Twitter’s natural heir Bluesky finally opens its doors to the general public, after ending invite-only phase
One of the social media platforms widely considered to be a natural successor to Twitter, has opened up to the general public.
Bluesky in a blog post confirmed that it has emerged from its invite-only phase that allowed it “to manage growth while it built features like moderation tooling, custom feeds and more”, and said it is now “ready for anyone to join.”
Bluesky is backed by former Twitter CEO and co-founder Jack Dorsey, and it started life back in 2019 as an initiative within Twitter to develop what was described as a “decentralised social network protocol”, now known as the AT Protocol.
Bluesky was spun out of Twitter and in 2021 hired its first employees, and in that same year was incorporated as an independent firm.
Bluesky is often referred to as a Twitter clone, and the iOS app was officially made available in February 2023 on the Apple App Store.
However it was only available as a private beta, meaning it could only be downloaded by people who had been invited to use it.
By July 2023, Bluesky had surpassed one million downloads – a surprising figure considering it was still invite-only.

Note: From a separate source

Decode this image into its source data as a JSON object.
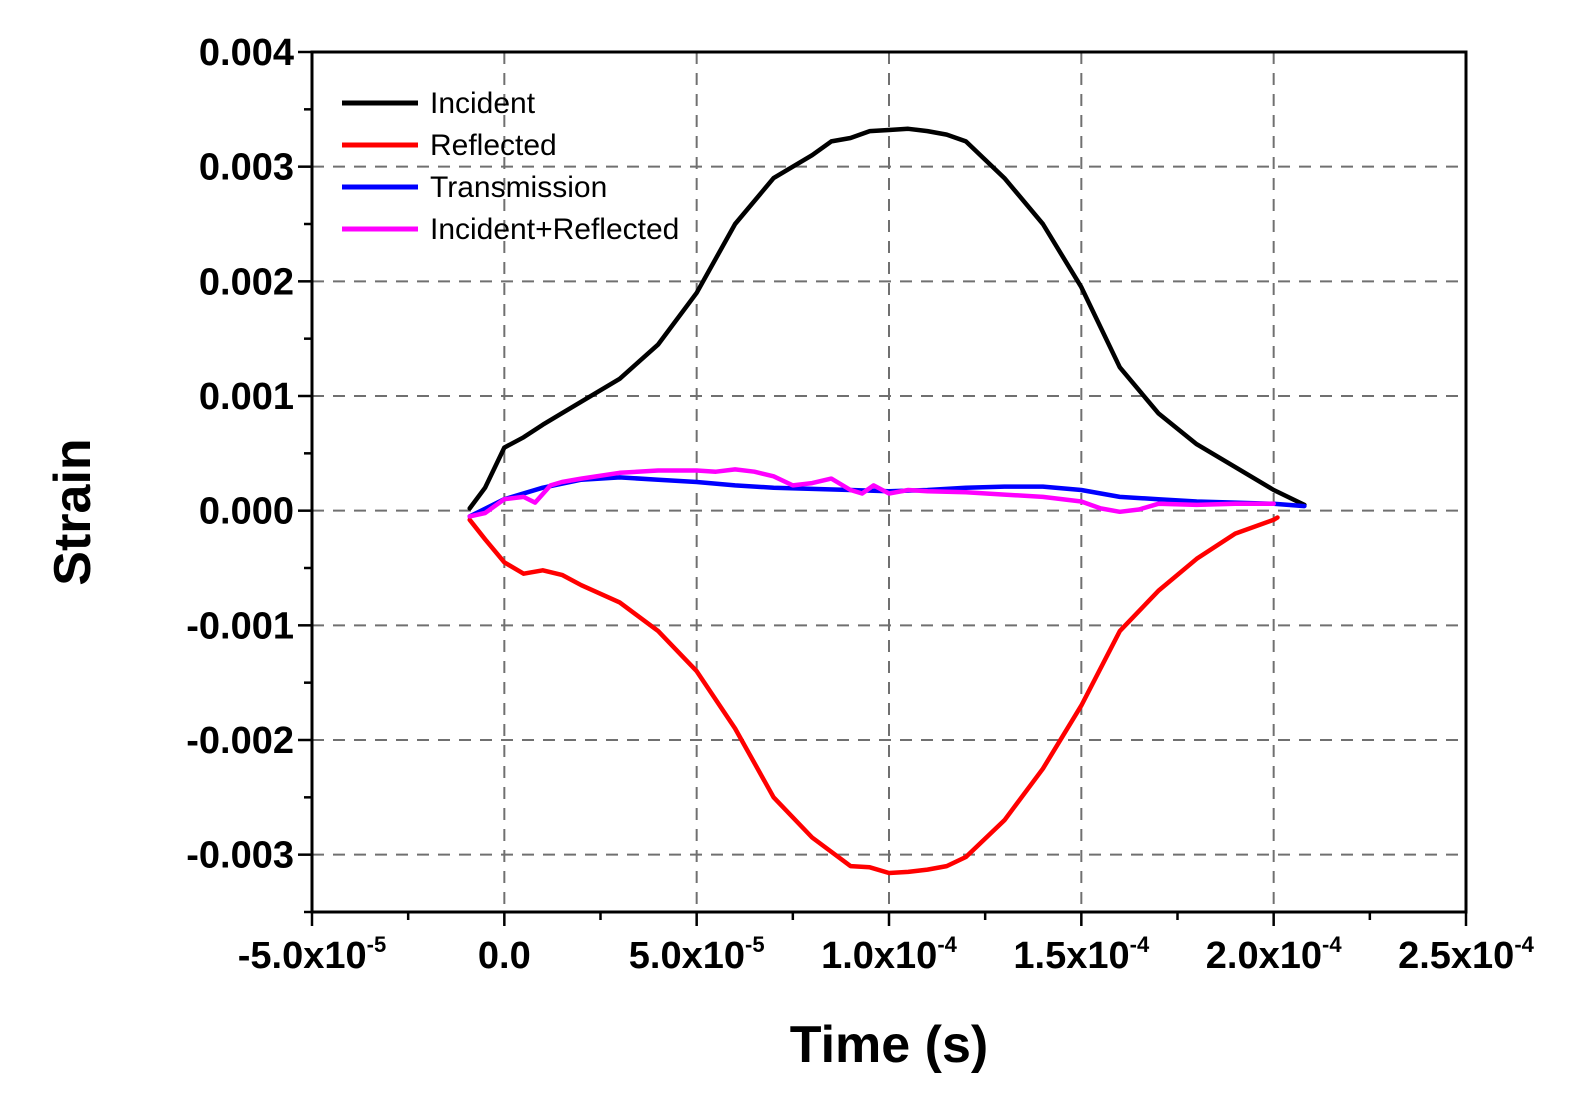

As of January 2024, Bluesky had over three million invite-only users.
Now on Tuesday 6 February 2024, Bluesky confirmed the invite-only option has been dropped and it is now open to all public registrations.
“Bluesky is building an open social network where anyone can contribute, while still providing an easy-to-use experience for users,” the firm wrote in the blog post. “For the past year, we used invite codes to help us manage growth while we built features like moderation tooling, custom feeds, and more. Now, we’re ready for anyone to join.”
So what makes Bluesky different from Twitter, now known as X under the controversial ownership of Elon Musk?
Well Bluesky allows anyone to subscribe to, or make their own feeds, so that the user only sees what they choose to see, and are not forced by a social media algorithm to view content they don’t actually wish to read about or have any interest in.
In addition, the user is given the choice to stack additional layers of content moderation – a feature that is notably different from Elon Musk’s X, after he removed most of Twitter’s content moderation teams when he sacked 80 percent of Twitter’s staff.
Interested people can check out Bluesky’s FAQ here, to see how it operates.
The firm also confirmed it is hiring, which may be of interest to former and indeed current employees at Twitter/X.
It is understood that Bluesky currently has just under 40 full-time staff, about half of whom work on moderation and user support.